Eu fiquei variando, até que achei uma amoreira.
— Oh, Céus! Amora! — gritei, passando Goiabinha para Amanda e me aproximando da árvore.
— Ai, ai, meu amorzinho... A tia Rebecca vai se satisfazer agora — ela disse a minha afilhada, partindo para uma jabuticabeira.
Ela deve ter voltado uns dez minutos depois, me encontrando no mesmo lugar.
— Ok, agora estou realmente me perguntando como cabe tanta amora em uma pessoa só — comentou, me examinando como se eu fosse uma aberração.
— Eu comeria mais umas três árvores dessa se deixassem. — Dei de ombros. — Não existe fruta mais perfeita.
— Eu discordo. Você sabe que sou louca por maçã.
— Que seja, Am. Ainda não acabei com as amoras — falei, me virando para pegar as que estavam mais no alto.
— Você me dá medo quando age desse jeito — ela disse, rindo, e me deixando sozinha. — Estou voltando para a casa, tá? Quando acabar aí, volta também.
— Sim — respondi, fazendo careta por ter pegado uma muito azeda.
Eu podia dizer com todo orgulho que já tinha esgotado uma amoreira em meus 19 anos de vida.
Por incrível que pareça, eu não estava saciada; seria completamente capaz de atacar outra árvore, como havia dito para Am, mas não era o caso, já que eu havia acabado com a única do pomar.
Tomei o caminho de volta à casa. Se eu demorasse mais, Amanda ia se desesperar pensando que fui levada por algum maníaco da floresta ou algo do tipo.
De início, eu não o percebi, pois estava bem distraída. Contudo, foi só eu começar a subir os primeiros degraus da varanda do casarão que reparei no Palio prateado estacionado ali na frente, no gramado
Eu passei por muita coisa ruim, não precisava de mais isso. Além do mais, meu dia estava gostosinho demais para Sam aparecer e estragar tudo.
Tive um ímpeto de sair correndo e fugir dali, mas só suspirei, balancei a cabeça e terminei de subir os degraus para encarar seja lá o que Samuel tinha para mim agora.
Por que ele estava aqui, para começar? Amanda não o teria convidado, teria?
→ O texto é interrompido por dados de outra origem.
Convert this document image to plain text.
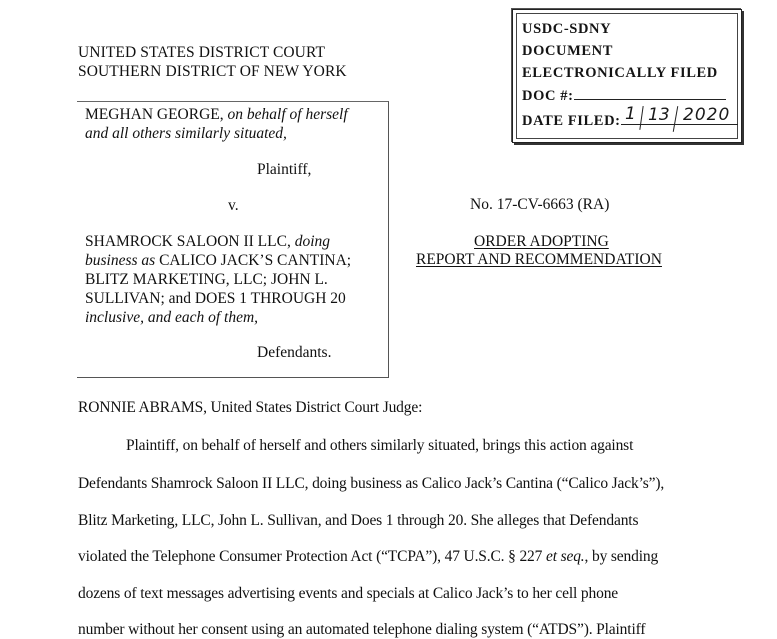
USDC-SDNY
DOCUMENT
ELECTRONICALLY FILED
DOC #:
DATE FILED: 1 13 2020
UNITED STATES DISTRICT COURT
SOUTHERN DISTRICT OF NEW YORK
MEGHAN GEORGE, on behalf of herself
and all others similarly situated,
Plaintiff,
v.
SHAMROCK SALOON II LLC, doing
business as CALICO JACK’S CANTINA;
BLITZ MARKETING, LLC; JOHN L.
SULLIVAN; and DOES 1 THROUGH 20
inclusive, and each of them,
Defendants.
No. 17-CV-6663 (RA)
ORDER ADOPTING
REPORT AND RECOMMENDATION
RONNIE ABRAMS, United States District Court Judge:
Plaintiff, on behalf of herself and others similarly situated, brings this action against
Defendants Shamrock Saloon II LLC, doing business as Calico Jack’s Cantina (“Calico Jack’s”),
Blitz Marketing, LLC, John L. Sullivan, and Does 1 through 20. She alleges that Defendants
violated the Telephone Consumer Protection Act (“TCPA”), 47 U.S.C. § 227 et seq., by sending
dozens of text messages advertising events and specials at Calico Jack’s to her cell phone
number without her consent using an automated telephone dialing system (“ATDS”). Plaintiff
Ela não faria isso comigo...
— Não acho certo você ter vindo atrás dela. — Ouvi a voz de Am por entre a porta fechada da sala. Suas palavras confirmaram meu pensamento: Não foi ela que o chamou.
— Por quê? — Ouvi agora a voz de Sam, confusa.
— Não depois do que você fez — ela não respondeu à pergunta, mas pareceu completar o sentido para ele.
Sam não disse nada, mas Amanda continuou a despejar tudo como se ele estivesse retrucando.
— Você a deixou praticamente sem vida por um mês, Samuel. Não acredito que estou falando isso, mas não sei o que teria sido dela se Juliano não a tivesse distraído por um tempo. Já que você sabia que as coisas não dariam certo entre vocês dois, por que fez com que ela se apaixonasse?
— Você está certa, eu sei... Mas eu simplesmente preciso falar com Becca. Agora — ele disse, parecendo muito desconcertado.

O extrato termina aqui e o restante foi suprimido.